Não é uma coisa besta. Se eu te acusasse de covardia isto seria grave. Pelo menos eu acho.

Duas artes marciais, esgrima e tiro não são milhares de lutas. Conte melhor.

Fiz as duas coisas de graça. Quem tem padrinho não morre pagão ;-)

A diferença entre burro comum e vulgar? Depende. Se você entende vulgar e comum como sinônimos, como eu, nenhuma. O que quis dizer com burrice vulgar é isso: Uma burrice indistinta, sem graça, afeita a baixarias, oposta a uma burrice grandiosa, elegante e/ou esteticamente agradável.

João Lemos dos Santos disse...

Sabem o que eu acho? Acho que não quero ver mais uma briga que vá de comentários a posts em blogs diferentes e em grupos de discussão por e-mail.

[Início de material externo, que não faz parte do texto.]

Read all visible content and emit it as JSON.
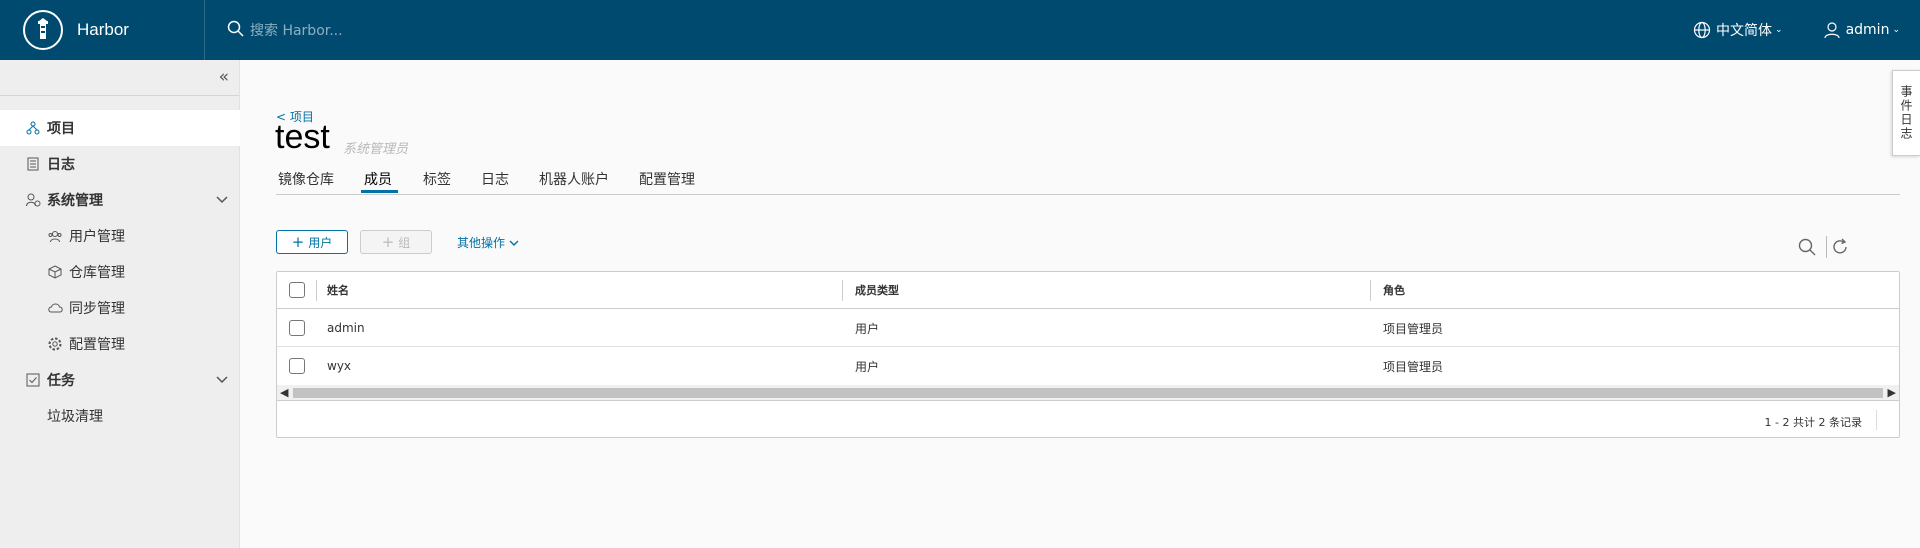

Tendo dito isto; Igor, não sabia que já fizeste tiro e esgrima. Se eu tivesse feito, acharia alguma forma de incluir isto em todas as minhas conversas. E se soubesse como usar uma espada, aí sim nada me impediria de andar por aí com uma bengala-espada, procurando por aventuras. Você está desperdiçando seus dons ao não lutar contra o crime durante seus passeios, hombre.

b.m. disse...
Este comentário foi removido por um administrador do blog.
Igor disse...

b.m.: Seu comentário foi excluído. Vá ofender os santos em local adequado para isso, como eu suspeito que seja o chiqueiro que você deve chamar de casa.

b.m. disse...

Ofensivo, se não fosse verdadeiro: minha casa não vale mesmo muita coisa. Mas não quis ofender os santos, Igor, quis irritar você. Eu fui batizado na basílica de Aparecida e dizem que só nasci por conta de promesa à acima citada. Tenho carinho pela imagem. Eu não ofendo santos.

Igor disse...

Você conseguiu as duas coisas: Ofender os santos e por isso mesmo me irritar. É pela primeira delas que seu comentário foi excluído, não pela segunda - você já vinha sendo irritante há muito tempo.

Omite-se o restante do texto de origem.